Auswirkungen in der Offenlandschaft
Auch in offenen Landschaften bringen Freileitungen Beeinträchtigungen für die Natur mit sich. Vogelarten wie Kiebitz oder Feldlerche, die baumloses Grünland und Niederungen bewohnen, meiden Stromtrassen. Die hohen Masten erzeugen durch ihre landschaftsuntypische, vertikale Struktur Meidungsbereiche auch für Gänse und andere Wiesenbrüter. Gleichzeitig stellen Höchstspannungsmasten und -leitungen künstliche Ansitzmöglichkeiten für Greif- und Krähenvögel dar. Auch die extensiv genutzten Bereiche der Mastfundamente ziehen vor allem auf intensiv genutztem Ackerland besonders viele Kleinsäuger an, die wiederum Füchse und andere Raubtiere anlocken. Wiesenbrüter, die inzwischen fast ausnahmslos in ihren Beständen abnehmen, haben durch den erhöhten Prädationsdruck an Freileitungen kaum noch Chancen, ihre Jungen erfolgreich groß zu ziehen.
Chancen für die Natur
Eine vorausschauende räumliche Planung mit dem Ausschluss besonders konfliktträchtiger Bereiche kann negative Umweltauswirkungen reduzieren. Dahingehende Potentiale gehen bei der konkreten Trassen- oder Trassenkorridorplanung von Bündelungen mit bestehenden Infrastrukturen oder der Landschaft angepassten Mastbauweisen aus. Zum anderen lassen sich Leitungs- und Kabeltrassen ökologisch aufwerten. So pflegen einzelne Netzbetreiber bestehende Trassen unter dem Betriebsmodell eines Ökologischen Schneisenmanagements. Dabei werden nicht alle Bäume komplett auf den Stock gesetzt, sondern einzeln oder partiell entnommen oder eingekürzt. Gestufte Waldränder und unterschiedliche Vegetationsstrukturen lassen sich fördern. Sie erhöhen die Artenvielfalt und passen sich besser in das Landschaftsbild ein. Dennoch muss dieser positive Ansatz mit Entwicklungsplänen und Artenvorkommen für die jeweiligen Waldflächen abgestimmt sein und ist insbesondere beim Trassenneubau kaum eine Möglichkeit die baubedingten Eingriffe zu minimieren.
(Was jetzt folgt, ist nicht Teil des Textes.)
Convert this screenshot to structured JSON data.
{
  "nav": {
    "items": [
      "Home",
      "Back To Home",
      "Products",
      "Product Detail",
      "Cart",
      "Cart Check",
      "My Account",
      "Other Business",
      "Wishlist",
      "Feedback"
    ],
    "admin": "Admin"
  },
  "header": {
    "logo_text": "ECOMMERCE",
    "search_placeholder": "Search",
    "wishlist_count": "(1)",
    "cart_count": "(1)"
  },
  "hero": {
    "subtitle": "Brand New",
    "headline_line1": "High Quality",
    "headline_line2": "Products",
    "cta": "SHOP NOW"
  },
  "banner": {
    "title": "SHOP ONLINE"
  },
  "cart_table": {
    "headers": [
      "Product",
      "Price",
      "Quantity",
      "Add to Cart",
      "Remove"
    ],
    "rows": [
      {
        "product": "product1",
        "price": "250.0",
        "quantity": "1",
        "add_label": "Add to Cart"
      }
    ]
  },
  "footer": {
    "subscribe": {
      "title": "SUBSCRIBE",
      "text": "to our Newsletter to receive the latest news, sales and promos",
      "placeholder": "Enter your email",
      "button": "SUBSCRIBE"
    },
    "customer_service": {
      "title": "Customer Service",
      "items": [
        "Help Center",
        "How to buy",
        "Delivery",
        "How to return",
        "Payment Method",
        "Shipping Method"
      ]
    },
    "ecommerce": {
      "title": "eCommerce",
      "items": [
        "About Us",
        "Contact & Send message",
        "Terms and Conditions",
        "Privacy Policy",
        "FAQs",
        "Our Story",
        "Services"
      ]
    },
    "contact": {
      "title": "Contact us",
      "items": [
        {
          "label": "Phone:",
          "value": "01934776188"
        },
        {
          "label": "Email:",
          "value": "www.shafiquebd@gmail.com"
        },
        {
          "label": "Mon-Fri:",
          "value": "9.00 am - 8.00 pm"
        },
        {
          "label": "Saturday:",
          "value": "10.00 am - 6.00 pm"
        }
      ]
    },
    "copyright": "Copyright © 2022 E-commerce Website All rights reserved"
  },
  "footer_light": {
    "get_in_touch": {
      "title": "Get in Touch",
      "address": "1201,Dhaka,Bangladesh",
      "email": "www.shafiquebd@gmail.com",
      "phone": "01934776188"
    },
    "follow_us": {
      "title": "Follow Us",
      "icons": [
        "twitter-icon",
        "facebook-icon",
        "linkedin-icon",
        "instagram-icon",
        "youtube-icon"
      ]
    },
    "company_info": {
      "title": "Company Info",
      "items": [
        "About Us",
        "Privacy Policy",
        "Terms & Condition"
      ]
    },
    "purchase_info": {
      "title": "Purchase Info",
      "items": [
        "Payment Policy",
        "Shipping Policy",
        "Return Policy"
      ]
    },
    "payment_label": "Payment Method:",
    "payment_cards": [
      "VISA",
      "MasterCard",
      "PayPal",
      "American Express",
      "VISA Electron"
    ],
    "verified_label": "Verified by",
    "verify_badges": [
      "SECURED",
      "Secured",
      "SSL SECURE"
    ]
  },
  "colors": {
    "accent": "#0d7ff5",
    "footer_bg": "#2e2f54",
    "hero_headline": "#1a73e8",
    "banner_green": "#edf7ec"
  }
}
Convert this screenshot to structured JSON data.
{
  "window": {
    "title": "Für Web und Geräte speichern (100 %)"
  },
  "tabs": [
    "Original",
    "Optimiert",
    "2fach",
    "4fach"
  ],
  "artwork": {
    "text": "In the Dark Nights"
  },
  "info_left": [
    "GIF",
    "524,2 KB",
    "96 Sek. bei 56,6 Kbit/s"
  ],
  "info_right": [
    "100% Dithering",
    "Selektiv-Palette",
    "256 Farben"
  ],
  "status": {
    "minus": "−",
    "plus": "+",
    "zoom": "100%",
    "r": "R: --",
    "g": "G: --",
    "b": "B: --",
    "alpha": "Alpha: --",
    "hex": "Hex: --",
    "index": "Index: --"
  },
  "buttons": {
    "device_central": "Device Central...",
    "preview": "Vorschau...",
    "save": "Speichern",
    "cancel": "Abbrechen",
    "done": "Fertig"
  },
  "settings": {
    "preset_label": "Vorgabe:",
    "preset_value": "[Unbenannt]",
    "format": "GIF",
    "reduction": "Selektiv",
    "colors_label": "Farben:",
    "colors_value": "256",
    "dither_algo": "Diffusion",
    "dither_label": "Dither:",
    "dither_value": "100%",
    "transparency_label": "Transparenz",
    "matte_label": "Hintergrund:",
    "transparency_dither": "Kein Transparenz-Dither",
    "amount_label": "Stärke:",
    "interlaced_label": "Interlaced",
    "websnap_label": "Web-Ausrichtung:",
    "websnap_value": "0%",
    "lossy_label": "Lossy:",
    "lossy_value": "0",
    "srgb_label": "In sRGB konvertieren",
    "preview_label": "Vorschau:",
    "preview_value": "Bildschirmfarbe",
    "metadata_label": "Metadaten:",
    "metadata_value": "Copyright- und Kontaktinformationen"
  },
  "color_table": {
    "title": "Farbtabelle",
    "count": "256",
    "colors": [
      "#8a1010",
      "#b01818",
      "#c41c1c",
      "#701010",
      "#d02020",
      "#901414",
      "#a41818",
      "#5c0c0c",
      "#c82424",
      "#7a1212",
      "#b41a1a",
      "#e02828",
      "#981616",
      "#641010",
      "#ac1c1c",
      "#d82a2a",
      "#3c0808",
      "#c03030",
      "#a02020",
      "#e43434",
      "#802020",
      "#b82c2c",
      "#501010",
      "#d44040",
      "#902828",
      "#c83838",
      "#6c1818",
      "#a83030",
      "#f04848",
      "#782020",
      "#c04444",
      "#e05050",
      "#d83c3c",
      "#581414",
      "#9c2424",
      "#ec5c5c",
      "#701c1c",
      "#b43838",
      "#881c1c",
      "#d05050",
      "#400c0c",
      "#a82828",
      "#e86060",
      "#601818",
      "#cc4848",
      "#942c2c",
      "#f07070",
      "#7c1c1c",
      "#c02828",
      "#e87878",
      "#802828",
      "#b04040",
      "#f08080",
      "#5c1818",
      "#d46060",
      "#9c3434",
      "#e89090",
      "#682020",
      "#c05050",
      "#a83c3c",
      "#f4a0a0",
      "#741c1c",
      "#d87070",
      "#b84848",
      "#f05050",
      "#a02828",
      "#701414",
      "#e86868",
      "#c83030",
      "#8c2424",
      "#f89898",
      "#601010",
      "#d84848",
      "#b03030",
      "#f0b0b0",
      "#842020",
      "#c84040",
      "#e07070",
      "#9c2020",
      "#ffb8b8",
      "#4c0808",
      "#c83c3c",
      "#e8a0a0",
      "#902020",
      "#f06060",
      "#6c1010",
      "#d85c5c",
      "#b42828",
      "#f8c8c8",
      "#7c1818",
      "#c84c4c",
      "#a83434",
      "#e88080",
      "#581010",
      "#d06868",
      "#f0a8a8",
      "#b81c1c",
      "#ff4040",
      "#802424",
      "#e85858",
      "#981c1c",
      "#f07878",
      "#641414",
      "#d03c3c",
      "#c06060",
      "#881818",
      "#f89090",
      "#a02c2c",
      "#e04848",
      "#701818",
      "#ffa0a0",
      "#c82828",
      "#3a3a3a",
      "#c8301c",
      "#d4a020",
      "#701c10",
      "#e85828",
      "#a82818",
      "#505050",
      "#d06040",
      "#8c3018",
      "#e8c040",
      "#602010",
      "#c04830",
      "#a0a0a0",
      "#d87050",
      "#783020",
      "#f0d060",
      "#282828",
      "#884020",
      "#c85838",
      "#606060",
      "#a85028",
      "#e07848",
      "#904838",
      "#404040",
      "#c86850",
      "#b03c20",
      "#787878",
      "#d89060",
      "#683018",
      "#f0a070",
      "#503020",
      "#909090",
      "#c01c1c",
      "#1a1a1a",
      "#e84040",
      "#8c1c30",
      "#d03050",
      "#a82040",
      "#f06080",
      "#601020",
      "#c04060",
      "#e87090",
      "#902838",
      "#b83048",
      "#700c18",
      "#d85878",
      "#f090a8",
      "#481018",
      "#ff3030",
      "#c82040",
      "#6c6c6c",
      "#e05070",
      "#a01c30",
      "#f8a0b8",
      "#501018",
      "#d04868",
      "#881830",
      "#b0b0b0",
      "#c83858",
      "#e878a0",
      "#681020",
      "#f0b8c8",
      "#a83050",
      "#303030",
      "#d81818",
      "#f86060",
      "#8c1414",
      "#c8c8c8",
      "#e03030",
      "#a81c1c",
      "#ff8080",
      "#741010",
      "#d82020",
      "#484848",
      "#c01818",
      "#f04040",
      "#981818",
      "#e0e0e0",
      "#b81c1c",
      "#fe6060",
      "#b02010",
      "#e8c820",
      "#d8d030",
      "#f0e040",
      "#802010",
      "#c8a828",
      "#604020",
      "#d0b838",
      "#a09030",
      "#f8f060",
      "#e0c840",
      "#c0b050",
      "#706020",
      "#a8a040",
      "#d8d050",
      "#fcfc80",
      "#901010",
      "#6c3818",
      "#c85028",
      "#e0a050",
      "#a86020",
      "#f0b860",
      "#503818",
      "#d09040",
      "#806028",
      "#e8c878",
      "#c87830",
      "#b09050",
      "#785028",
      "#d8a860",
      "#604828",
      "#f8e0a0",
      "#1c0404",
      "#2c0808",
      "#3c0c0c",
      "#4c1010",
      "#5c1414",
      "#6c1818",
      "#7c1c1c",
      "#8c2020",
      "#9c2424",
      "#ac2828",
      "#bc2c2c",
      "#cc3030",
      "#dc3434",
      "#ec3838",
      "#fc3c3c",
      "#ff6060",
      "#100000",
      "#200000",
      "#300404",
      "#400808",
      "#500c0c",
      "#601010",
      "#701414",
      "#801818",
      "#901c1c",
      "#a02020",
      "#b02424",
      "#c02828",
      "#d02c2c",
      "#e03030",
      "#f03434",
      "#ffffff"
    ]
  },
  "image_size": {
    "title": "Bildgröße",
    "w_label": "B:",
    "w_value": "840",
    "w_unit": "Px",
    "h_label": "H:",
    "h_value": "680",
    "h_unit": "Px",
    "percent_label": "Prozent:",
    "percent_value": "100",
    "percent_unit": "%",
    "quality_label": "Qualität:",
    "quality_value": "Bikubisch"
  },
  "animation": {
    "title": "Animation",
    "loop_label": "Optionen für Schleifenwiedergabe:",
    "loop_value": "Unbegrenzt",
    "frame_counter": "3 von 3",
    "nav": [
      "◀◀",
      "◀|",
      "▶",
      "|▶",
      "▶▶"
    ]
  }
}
Zur Erhaltung der biologischen Vielfalt können Stromtrassen auch beitragen, wenn sie etwa getrennte Offen- oder Halboffenlebensräume verbinden, extensiv gepflegt werden und so die Ausbreitung seltener Tier- und Pflanzenarten gefördert wird. Der NABU fordert, dass Konzepte entwickelt und umgesetzt werden, wie Stromtrassen einen Beitrag zu Zielen des gesetzlich notwendigen Biotopverbunds und fachlich anerkannten Wiedervernetzungsprogrammen leisten können. Deren Berücksichtigung auf der Ebene der Bundesfachplanung für die Findung linienhafter Trassenkorridore hilft der Vereinbarkeit zwischen Zielen des Naturschutzes und denen der Energieversorgung. Als grundsätzliches Defizit verbleibt jedoch bisweilen die fehlende Praktikabilität solcher Maßnahmen in der Agrarlandschaft.